Dia dilantik sebagai khalifah kedelapan Bani Abbas menggantikan Al-Makmun pada 8 Rajab 218 H/ 8 Agustus 833 M. Di tengah semaraknya gairah intelektual Islam masa itu, Al-Muktasim justru tidak bisa membaca dan menulis.
Wafatnya Al-Makmun, menandai berakhirnya fase awal perkembangan Dinasti Abbasiyah. Karena setelah ini, Anak keturunan Abbas akan melalui fase sejarah yang baru, dimana gugus tantangan yang mereka hadapi terbilang berbeda dengan para pendahulunya.

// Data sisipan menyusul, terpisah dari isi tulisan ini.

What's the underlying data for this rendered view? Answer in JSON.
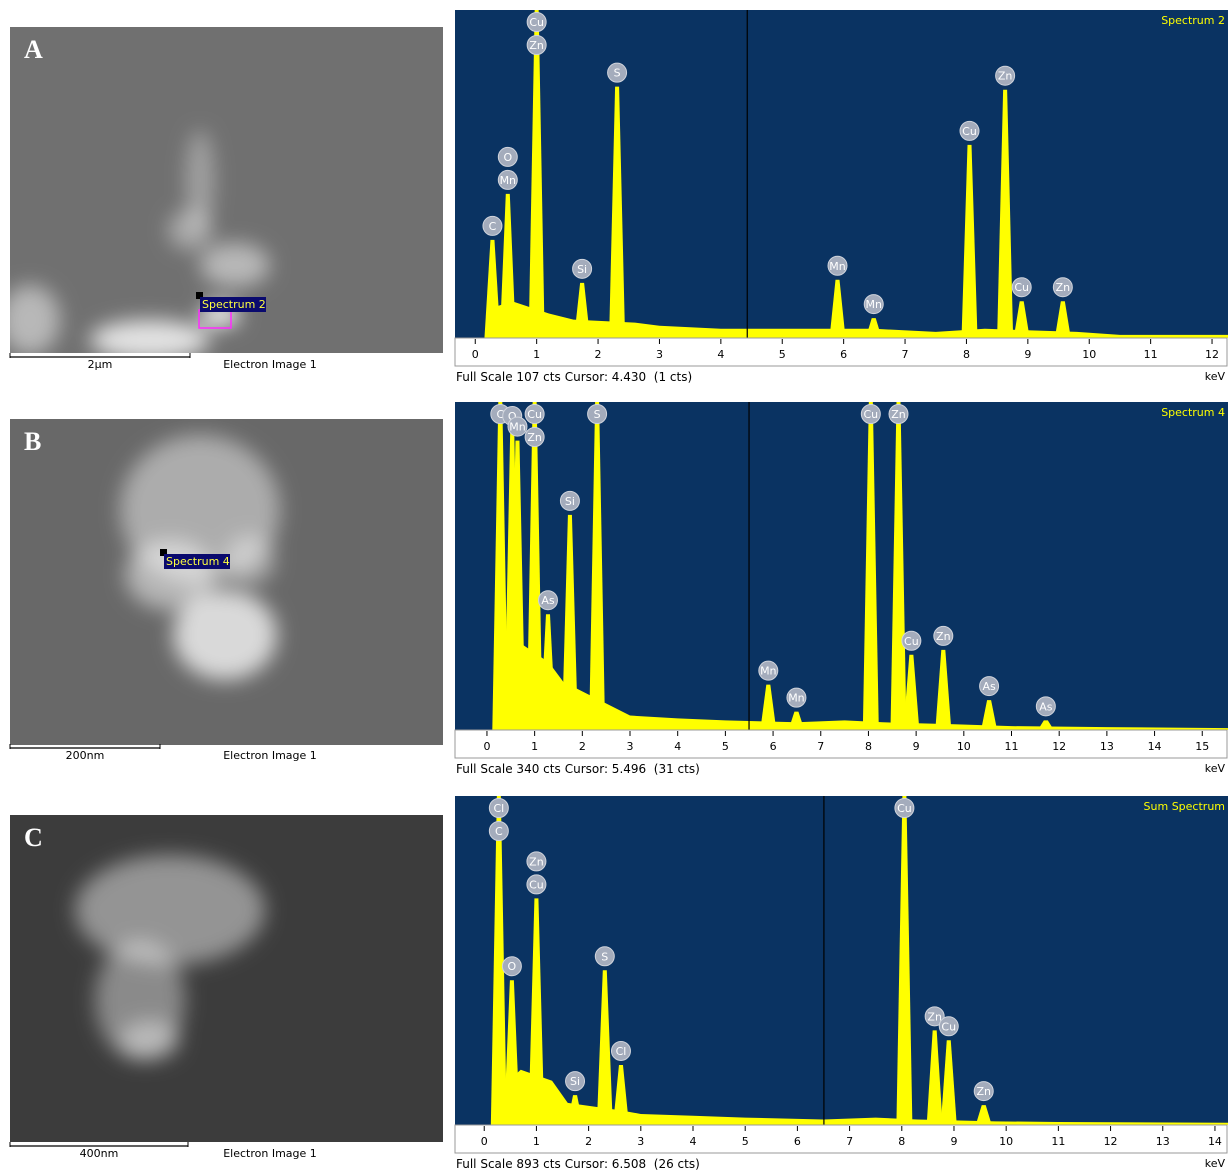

Adanya sejumlah tantangan ini, mendorong para khalifah setelah Al-Makmun membuat sejumlah terobosan dan modifikasi dalam model pemerintahannya. Salah satu yang paling kentara adalah keputusan untuk menggunakan jasa para budak dari Turki untuk mengisi pos ketentaraan di dalam struktur kekhalifahan Abbasiyah.
Keputusan ini, di kemudian hari akan berdampak luas bagi jalannya sejarah Islam, dan juga dunia. Dan keputusan itu, dimulai sejak masa kekhalifahan Abu Ishaq, yang bergelar Al-Muktasim.
Profil Singkat Al-Muktasim
Al-Muktasim bernama lengkap Abu Ishaq Muhammad bin Harun Al-Rasyid bin Muhammad Al-Mahdi bin Abdullah Al-Manshur. Ketika dulu tahun 186 H, Harun Al-Rasyid membagi-bagikan kekuasaan di antara putra-putranya (Al-Amin, Al-Makmun, dan Al-Muktaman), [1] Al-Muktasim bahkan tidak disebut namanya.
Dikatakan oleh Imam As-Suyuthi, Harun Al-Rasyid tidak memberikan kekuasaan pada Al-Muktasim, karena dia seorang anak yang buta huruf. Namun, Allah mengkarunikan khalifah padanya. (Bahkan) Dia menjadi anak-anak Al-Muktasim, bukan anak Harun Al-Rasyid yang lain, sebagai khalifah sepeninggalnya. [2]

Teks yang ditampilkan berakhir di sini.